Further characterization of ferredoxin nitrite reductase and the relationship between the enzyme and methyl viologen-dependent nitrite reductase.

Abstract

Ferredoxin-dependent nitrite reductase of spinach has been further characterized and the relationship between this enzyme and methyl viologen-dependent nitrite reductase studied. Purified ferredoxin nitrite reductase, having a molecular weight of 86, 000, showed 2.5 times higher ferredoxin-dependent activity than methyl viologen-linked activity. Besides 4 mol of labile sulfide the enzyme contained about 2 mol of siroheme per mol. When dithionite, methyl viologen and nitrite were added, ESR signals of a heme nitrosyl complex at g=2.14, 2.07 and 2.02 were observed. Moreover, hyperfine splitting of the signal due to 14N nuclear spin was also observed at 2.033, 2.023 and 2.013. The sole addition of hydroxylamine to the ferric enzyme also caused the same but much less intense signals with the hyperfine splitting. On treatment of the ferredoxin nitrite reductase (native enzyme) with DEAE-Sephadex A-50 chromatography, a modified nitrite reductase having a molecular weight of 61, 000 and a protein fraction having an apparent molecular weight of 24, 000 were separated. The modified enzyme contained about one mol of siroheme and 4 mol of labile sulfide per mol and showed essentially the same heme ESR signals as the native enzyme. Contrary to the native enzyme, this modified enzyme accepted electrons more efficiently from methyl viologen than ferredoxin and the reduction of nitrite to ammonia catalyzed by the modified enzyme was not stoichiometric.
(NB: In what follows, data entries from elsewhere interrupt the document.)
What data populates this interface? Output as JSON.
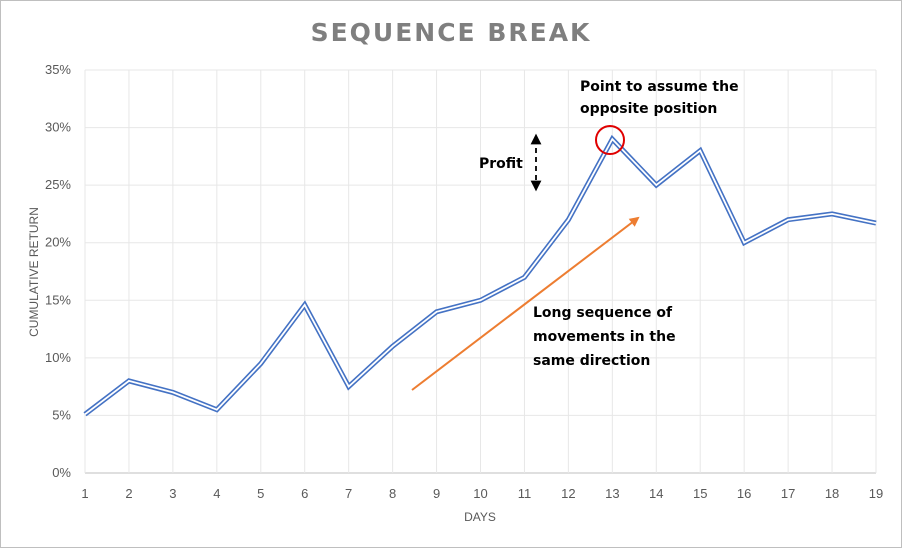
{
  "chart_data": {
    "type": "line",
    "title": "SEQUENCE BREAK",
    "xlabel": "DAYS",
    "ylabel": "CUMULATIVE RETURN",
    "x": [
      1,
      2,
      3,
      4,
      5,
      6,
      7,
      8,
      9,
      10,
      11,
      12,
      13,
      14,
      15,
      16,
      17,
      18,
      19
    ],
    "yticks": [
      "0%",
      "5%",
      "10%",
      "15%",
      "20%",
      "25%",
      "30%",
      "35%"
    ],
    "ylim": [
      0,
      35
    ],
    "grid": true,
    "series": [
      {
        "values": [
          5.1,
          8.0,
          7.0,
          5.5,
          9.5,
          14.6,
          7.5,
          11.0,
          14.0,
          15.0,
          17.0,
          22.0,
          29.0,
          25.0,
          28.0,
          20.0,
          22.0,
          22.5,
          21.7
        ],
        "style": "double-line",
        "color": "#4472c4"
      }
    ],
    "annotations": {
      "peak_label": [
        "Point to assume the",
        "opposite position"
      ],
      "profit_label": "Profit",
      "sequence_label": [
        "Long sequence of",
        "movements in the",
        "same direction"
      ],
      "circle_color": "#e00000",
      "arrow_color": "#ed7d31"
    }
  }
}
The observed nitrite to ammonia ratio was 1 to less than 0.6. Cyanide at concentrations between 0.02 to 0.2 mM inhibited the activity of the native enzyme almost completely but the modified enzyme was inhibited only partially. From the results obtained, it is suggested that the native ferredoxin-linked nitrite reductase consists of two components (or subunits) and removal of the light component results in formation of a modified enzyme with increased relative affinity to methyl viologen.